- Theatrical release poster
- Directed by: Eric Schaeffer
- Screenplay by: Eric Schaeffer
- Story by: Eric Schaeffer Tony Spiridakis
- Produced by: Brad Krevoy Steve Stabler Bradley Jenkel
- Starring: Sarah Jessica Parker; Eric Schaeffer; Ben Stiller; Elle Macpherson; James Rebhorn;
- Cinematography: Ron Fortunato
- Edited by: Susan Graef
- Music by: Amanda Kravat Charlton Pettus
- Production companies: TriStar Pictures Motion Picture Corporation of America
- Distributed by: Sony Pictures Releasing
- Release date: March 8, 1996;
- Running time: 92 minutes
- Country: United States
- Language: English
- Budget: $5 million
- Box office: $2,420,162

= If Lucy Fell =

If Lucy Fell is a 1996 American romantic comedy film written and directed by Eric Schaeffer, who also co-stars in the film alongside Sarah Jessica Parker, Ben Stiller and Elle Macpherson. It was released on DVD on January 30, 2001.

==Plot==
Joe MacGonaughgill and Lucy Ackerman are roommates and best friends living in a small Manhattan apartment. Lucy is turning thirty and her love life is embarrassingly dull. Joe, on the other hand, is infatuated with his attractive neighbor Jane. Lucy then decides to form a death pact with Joe like they'd had back in college. If they do not both find true love by the time Lucy turns thirty, they will jump off the Brooklyn Bridge.

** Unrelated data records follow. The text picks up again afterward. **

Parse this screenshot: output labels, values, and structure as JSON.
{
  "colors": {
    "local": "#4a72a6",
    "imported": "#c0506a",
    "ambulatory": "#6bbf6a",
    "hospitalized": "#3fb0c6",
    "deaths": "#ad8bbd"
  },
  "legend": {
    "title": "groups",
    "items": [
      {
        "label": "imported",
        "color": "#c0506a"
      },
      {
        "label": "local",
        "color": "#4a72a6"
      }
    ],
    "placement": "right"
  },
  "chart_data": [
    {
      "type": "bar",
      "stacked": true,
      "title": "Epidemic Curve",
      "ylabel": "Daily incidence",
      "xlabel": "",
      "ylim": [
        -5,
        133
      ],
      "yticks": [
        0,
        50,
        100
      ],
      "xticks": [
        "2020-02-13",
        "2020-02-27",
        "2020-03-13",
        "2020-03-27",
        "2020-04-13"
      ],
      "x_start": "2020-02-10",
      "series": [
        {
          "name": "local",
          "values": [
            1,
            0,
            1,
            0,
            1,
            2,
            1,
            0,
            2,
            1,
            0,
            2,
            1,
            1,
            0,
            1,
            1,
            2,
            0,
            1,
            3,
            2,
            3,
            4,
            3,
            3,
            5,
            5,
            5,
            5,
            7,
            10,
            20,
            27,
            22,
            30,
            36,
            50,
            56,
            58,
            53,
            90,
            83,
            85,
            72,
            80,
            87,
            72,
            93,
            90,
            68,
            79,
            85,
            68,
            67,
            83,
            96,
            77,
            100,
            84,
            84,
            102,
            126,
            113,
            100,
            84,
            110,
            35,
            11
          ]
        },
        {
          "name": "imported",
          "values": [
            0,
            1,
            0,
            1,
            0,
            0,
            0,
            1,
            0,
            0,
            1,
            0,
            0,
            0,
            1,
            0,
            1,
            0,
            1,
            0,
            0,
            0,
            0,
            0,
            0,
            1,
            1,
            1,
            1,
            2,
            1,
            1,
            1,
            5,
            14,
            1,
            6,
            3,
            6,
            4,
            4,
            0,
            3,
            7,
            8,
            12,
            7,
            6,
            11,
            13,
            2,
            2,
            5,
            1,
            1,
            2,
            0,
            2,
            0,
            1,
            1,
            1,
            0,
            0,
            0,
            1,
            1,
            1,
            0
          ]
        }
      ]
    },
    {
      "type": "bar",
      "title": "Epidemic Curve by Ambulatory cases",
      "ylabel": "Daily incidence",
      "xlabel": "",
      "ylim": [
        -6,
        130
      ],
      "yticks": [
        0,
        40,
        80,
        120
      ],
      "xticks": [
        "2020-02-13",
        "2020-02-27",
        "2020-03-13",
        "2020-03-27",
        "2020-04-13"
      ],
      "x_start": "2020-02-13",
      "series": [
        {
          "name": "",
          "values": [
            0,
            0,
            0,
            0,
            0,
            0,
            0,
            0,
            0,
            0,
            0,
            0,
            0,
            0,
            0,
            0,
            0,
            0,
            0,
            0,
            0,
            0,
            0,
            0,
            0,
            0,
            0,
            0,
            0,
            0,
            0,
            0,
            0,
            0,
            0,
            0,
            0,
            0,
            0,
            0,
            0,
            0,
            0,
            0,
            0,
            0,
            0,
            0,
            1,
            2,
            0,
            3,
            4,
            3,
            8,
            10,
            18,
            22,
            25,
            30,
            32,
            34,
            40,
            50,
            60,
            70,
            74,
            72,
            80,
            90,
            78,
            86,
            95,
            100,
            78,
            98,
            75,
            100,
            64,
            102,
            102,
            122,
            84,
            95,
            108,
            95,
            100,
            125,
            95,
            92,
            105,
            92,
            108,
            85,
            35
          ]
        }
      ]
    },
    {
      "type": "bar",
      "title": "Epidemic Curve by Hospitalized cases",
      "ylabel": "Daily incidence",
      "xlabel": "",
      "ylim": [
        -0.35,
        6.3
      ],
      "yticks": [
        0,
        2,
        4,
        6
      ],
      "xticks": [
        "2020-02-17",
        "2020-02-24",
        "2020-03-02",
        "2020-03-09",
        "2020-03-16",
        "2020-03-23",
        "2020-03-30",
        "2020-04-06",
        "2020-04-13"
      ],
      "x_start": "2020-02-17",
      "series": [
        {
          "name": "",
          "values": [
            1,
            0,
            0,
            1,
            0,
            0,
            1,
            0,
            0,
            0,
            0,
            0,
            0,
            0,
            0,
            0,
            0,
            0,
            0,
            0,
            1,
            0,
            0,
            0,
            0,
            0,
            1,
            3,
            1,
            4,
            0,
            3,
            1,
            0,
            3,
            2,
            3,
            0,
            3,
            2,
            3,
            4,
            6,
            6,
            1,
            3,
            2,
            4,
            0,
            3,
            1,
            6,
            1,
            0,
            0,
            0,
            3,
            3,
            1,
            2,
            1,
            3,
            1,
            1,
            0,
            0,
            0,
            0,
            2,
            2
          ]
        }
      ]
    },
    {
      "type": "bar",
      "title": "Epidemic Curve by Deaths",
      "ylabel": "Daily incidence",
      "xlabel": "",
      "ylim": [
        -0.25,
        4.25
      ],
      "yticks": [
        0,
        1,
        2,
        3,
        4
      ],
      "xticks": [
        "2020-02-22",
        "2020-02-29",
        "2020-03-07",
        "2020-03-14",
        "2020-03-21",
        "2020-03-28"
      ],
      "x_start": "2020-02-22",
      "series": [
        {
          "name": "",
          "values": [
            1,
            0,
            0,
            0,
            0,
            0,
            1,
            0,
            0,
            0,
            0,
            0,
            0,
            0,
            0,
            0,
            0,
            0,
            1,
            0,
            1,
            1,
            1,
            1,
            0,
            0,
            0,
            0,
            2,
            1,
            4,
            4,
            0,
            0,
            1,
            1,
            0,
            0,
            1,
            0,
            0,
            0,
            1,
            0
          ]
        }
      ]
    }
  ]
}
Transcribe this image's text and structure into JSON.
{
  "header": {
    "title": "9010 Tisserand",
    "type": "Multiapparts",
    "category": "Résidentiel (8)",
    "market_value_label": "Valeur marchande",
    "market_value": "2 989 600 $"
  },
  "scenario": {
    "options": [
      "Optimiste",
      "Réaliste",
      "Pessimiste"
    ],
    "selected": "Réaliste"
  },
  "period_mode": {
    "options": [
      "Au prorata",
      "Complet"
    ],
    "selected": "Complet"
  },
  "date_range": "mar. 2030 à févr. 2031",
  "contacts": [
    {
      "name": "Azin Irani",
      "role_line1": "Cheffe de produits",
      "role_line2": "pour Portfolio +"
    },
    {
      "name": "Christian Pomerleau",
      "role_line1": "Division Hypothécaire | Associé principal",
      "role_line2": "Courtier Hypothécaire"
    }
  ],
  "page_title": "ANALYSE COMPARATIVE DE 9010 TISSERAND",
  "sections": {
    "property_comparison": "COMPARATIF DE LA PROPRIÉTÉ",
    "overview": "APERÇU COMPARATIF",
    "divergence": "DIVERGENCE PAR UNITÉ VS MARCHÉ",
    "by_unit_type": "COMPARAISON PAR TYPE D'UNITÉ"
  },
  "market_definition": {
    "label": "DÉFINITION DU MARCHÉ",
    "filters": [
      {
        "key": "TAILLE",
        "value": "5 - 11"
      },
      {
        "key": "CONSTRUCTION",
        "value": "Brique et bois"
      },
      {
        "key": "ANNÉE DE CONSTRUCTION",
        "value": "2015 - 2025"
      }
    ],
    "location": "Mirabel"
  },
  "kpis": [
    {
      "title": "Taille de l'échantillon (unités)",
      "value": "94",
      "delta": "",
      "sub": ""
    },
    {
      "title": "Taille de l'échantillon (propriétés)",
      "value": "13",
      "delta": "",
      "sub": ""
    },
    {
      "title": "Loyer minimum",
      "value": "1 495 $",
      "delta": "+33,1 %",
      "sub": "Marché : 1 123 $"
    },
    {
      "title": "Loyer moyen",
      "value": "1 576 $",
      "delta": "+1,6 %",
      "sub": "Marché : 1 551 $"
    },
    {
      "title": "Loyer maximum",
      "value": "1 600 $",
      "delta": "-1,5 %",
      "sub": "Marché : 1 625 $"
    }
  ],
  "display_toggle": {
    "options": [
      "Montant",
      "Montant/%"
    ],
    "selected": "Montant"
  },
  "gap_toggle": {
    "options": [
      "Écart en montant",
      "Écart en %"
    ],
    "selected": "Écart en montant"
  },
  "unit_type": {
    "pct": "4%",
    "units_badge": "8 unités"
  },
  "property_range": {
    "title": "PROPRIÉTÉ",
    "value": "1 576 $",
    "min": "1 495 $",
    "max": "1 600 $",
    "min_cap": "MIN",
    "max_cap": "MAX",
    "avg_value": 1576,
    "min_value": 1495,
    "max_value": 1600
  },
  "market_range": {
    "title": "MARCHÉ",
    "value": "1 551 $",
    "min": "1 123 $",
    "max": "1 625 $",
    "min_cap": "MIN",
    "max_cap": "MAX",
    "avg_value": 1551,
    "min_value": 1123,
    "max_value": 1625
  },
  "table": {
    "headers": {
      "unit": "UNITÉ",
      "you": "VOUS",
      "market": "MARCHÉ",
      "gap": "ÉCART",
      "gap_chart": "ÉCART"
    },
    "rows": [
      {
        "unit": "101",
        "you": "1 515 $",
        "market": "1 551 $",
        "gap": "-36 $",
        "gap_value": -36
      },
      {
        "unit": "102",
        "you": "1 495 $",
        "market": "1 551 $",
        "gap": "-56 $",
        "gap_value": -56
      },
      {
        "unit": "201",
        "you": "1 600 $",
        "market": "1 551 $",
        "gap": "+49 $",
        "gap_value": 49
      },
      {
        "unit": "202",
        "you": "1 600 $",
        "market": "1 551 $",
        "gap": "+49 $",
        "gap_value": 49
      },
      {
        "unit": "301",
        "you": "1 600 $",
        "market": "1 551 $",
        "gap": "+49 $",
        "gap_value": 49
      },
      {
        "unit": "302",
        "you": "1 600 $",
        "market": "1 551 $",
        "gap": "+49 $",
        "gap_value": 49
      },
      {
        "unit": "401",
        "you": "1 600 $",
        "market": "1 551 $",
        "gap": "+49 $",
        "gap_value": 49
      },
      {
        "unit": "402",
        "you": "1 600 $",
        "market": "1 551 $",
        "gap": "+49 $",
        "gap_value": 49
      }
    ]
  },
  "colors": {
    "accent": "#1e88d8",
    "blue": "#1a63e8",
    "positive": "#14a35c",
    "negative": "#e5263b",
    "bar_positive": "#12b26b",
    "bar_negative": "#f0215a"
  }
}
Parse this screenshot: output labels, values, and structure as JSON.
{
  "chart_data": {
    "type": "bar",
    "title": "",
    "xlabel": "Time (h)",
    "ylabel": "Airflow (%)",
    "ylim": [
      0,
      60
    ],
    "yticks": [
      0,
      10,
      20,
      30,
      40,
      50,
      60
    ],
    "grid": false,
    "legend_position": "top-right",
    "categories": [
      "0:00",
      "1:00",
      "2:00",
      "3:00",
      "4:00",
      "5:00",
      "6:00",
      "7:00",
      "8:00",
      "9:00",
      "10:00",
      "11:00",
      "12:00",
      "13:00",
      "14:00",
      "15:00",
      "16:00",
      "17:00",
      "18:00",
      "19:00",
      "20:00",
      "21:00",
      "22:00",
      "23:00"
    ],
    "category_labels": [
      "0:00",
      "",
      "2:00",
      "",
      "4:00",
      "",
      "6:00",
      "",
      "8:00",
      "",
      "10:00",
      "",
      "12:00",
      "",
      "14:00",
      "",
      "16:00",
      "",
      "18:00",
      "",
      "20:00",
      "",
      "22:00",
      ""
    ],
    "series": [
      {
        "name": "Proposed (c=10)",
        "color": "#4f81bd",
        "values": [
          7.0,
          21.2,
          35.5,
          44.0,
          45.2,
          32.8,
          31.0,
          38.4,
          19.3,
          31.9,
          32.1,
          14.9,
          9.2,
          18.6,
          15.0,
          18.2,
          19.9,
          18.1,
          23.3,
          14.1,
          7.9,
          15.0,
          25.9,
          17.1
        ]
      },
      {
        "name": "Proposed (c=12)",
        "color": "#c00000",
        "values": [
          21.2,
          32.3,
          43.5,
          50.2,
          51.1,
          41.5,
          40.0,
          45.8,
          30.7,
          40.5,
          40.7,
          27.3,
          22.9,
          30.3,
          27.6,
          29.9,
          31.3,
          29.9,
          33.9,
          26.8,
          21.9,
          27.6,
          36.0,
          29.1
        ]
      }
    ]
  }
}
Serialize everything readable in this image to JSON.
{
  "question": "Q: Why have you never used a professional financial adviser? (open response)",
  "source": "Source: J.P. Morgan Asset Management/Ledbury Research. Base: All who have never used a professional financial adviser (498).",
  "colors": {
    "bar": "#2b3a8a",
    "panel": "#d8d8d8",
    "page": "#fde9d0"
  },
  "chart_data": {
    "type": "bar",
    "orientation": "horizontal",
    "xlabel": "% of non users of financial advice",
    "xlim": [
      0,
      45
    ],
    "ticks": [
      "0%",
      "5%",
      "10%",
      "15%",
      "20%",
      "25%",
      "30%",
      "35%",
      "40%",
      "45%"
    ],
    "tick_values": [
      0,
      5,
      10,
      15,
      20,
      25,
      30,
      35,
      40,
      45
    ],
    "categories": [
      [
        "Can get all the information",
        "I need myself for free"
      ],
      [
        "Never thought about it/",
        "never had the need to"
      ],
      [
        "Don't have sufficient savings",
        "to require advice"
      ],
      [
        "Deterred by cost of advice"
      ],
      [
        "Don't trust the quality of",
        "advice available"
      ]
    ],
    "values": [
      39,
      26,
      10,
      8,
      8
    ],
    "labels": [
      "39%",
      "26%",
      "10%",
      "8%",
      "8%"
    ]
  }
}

Jane comes to an artwork show of Joe's where Joe finally gathers up the courage to ask her out, while Lucy begins dating Bwick Elias, a weirdo artist who paints with his own body parts. Joe soon realizes that Jane isn't who he thought she ought to be. Bwick also turns out to be "no Joe" for Lucy. At this point, Joe and Lucy realize they are perfect for each other.

==Production==
In January 1995, it was announced Eric Schaeffer would write, direct, and co-star in If Lucy Fell, described as a post-Gen X romance, for the Motion Picture Corporation of America.

==Reception==
If Lucy Fell earned mostly negative reviews from critics, holding an 18% rating on Rotten Tomatoes based on 28 reviews.

Roger Ebert of the Chicago Sun-Times, gave the film one out of four stars, writing:[Eric Schaeffer] is obviously a smart guy. Why does he play dumb? What's with the goofy blue hats he wears throughout the film? And the doofus haircut? And the self-referential dialogue? And why does he betray himself at the end with lines like "You figured out the girl in your heart isn't the girl in your dreams"? ... I'd like to see a Schaeffer movie in which he plays a guy as smart as he is; in which he takes the risk of wanting to make a good film, instead of hiding behind irony.